Après sa libération, elle a refusé de garder le silence, racontant à Amnesty International que ses ravisseurs l’avaient battue, frappée contre les murs et fouettée. Pendant les longues heures d’interrogatoire, elle a été à plusieurs reprises qualifiée de « pute » et accusée d’avoir eu des relations sexuelles avec les grévistes qu’elle défendait. La torture psychologique fait partie du scénario et vise à anéantir les femmes détenues.
Après avoir rendu publiques les tortures qu’il a subies, Sepideh Gholian a de nouveau été arrêté en 2019 : Khodarahm, son père a affirmé que les forces de sécurité avaient battu sa fille devant lui et que dès que son fils Mehdi a tenté d’empêcher les autorités d’entrer dans la maison , ils l’ont battu et arrêté aussi. L’expérience de Sepideh est loin d’être unique en Iran, une réalité qui compte chaque année des milliers d’individus arbitrairement détenus et torturés par le régime. “Si je regarde par-dessus mon épaule, je vois une tempête de catastrophes qui s’étend maintenant sur chaque bande de terre en Iran.”
Lors d’une libération temporaire de prison, Sepidar a publié son journal de prison, qui contient 19 images douloureuses de ses mois de détention. Son récit met en lumière la cruauté arbitraire du système pénitentiaire de la République islamique, un monde dans lequel beaucoup sont contraints de faire de faux aveux auto-incriminants. L’humiliation sexuelle des femmes comprend également le viol et le rasage forcé dans les couloirs.

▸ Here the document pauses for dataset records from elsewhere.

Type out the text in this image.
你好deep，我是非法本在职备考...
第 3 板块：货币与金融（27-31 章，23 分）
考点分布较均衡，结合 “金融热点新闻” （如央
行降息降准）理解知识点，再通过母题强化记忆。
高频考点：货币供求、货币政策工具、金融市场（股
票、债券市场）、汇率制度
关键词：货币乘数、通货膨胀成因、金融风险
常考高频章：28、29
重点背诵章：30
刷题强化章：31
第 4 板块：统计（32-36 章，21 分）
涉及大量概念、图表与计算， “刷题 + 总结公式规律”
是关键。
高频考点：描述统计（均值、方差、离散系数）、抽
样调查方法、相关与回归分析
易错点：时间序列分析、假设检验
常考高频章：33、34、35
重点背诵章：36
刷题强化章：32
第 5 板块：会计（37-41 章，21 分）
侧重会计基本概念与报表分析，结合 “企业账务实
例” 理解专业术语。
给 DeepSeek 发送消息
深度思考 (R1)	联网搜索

Après la publication du livre, cependant, le courageux journaliste a de nouveau été arrêté et emmené à la prison d’Evin à Téhéran. En mars de cette année, elle a été transférée dans une prison de Bushehr, dans le sud de l’Iran, dans le cadre d’une politique visant à reloger les prisonniers politiques dans des établissements éloignés, mesures supplémentaires pour écraser l’esprit des femmes dissidentes, notamment certaines comme Gholian.
Il a quitté la prison en août pour recevoir un traitement adéquat après avoir contracté le COVID dans sa cellule. “J’espère qu’il ouvrira de nouvelles et plus grandes fenêtres à mes sœurs combattantes et qu’il portera leur cri aux oreilles des femmes italiennes”.

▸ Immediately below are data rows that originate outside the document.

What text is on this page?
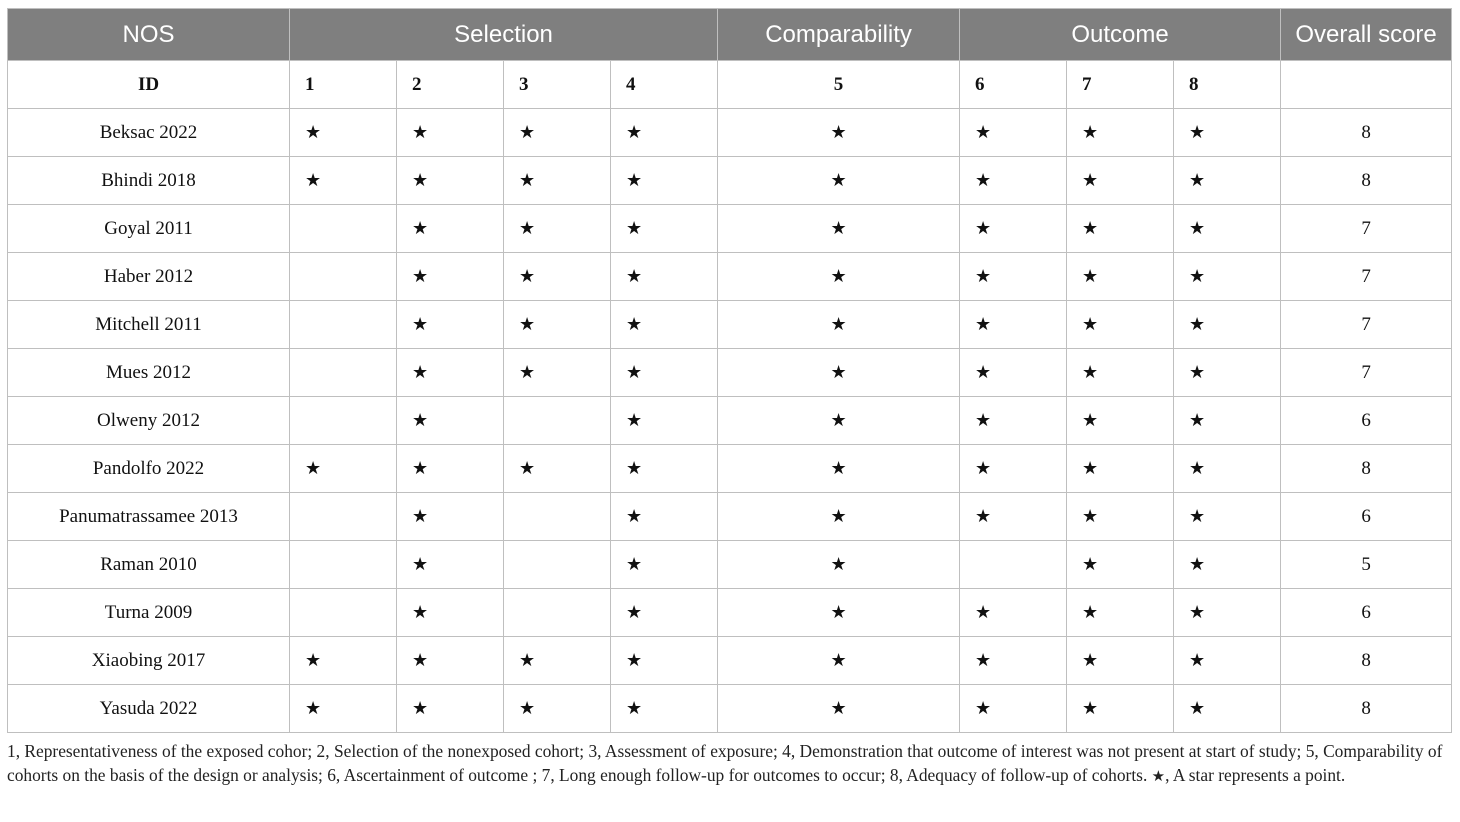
NOS	Selection				Comparability	Outcome			Overall score
ID	1	2	3	4	5	6	7	8	
Beksac 2022	★	★	★	★	★	★	★	★	8
Bhindi 2018	★	★	★	★	★	★	★	★	8
Goyal 2011		★	★	★	★	★	★	★	7
Haber 2012		★	★	★	★	★	★	★	7
Mitchell 2011		★	★	★	★	★	★	★	7
Mues 2012		★	★	★	★	★	★	★	7
Olweny 2012		★		★	★	★	★	★	6
Pandolfo 2022	★	★	★	★	★	★	★	★	8
Panumatrassamee 2013		★		★	★	★	★	★	6
Raman 2010		★		★	★		★	★	5
Turna 2009		★		★	★	★	★	★	6
Xiaobing 2017	★	★	★	★	★	★	★	★	8
Yasuda 2022	★	★	★	★	★	★	★	★	8
1, Representativeness of the exposed cohor; 2, Selection of the nonexposed cohort; 3, Assessment of exposure; 4, Demonstration that outcome of interest was not present at start of study; 5, Comparability of cohorts on the basis of the design or analysis; 6, Ascertainment of outcome ; 7, Long enough follow-up for outcomes to occur; 8, Adequacy of follow-up of cohorts. ★, A star represents a point.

Le 1er juillet à Udine a été présentée la traduction en italien de son “Diari dal Carcere”, un projet éditorial voulu et édité par l’association “Librerie in Comune” d’Udine et par le festival Near/Far, et réalisé avec le patronage d’Amnesty International.
Ses révélations ont touché un point sensible dans le système, à tel point que Mohammad Mehdi Haj-Mohammadi, responsable des prisons iraniennes, a utilisé Twitter pour nier les allégations et affirmer que les prisonniers étaient traités équitablement. Mohammadi s’était auparavant excusé pour une vidéo publiée sur les réseaux sociaux par un groupe de hackers iraniens montrant les gardes d’Evin en train de battre brutalement des détenus. Sepideh a payé un prix énorme en brisant le mur du silence autour des abus et du déni des droits humains dans les lieux de détention iraniens. Il faut espérer que le monde reconnaît son courage et fasse pression sur la République islamique pour sa libération.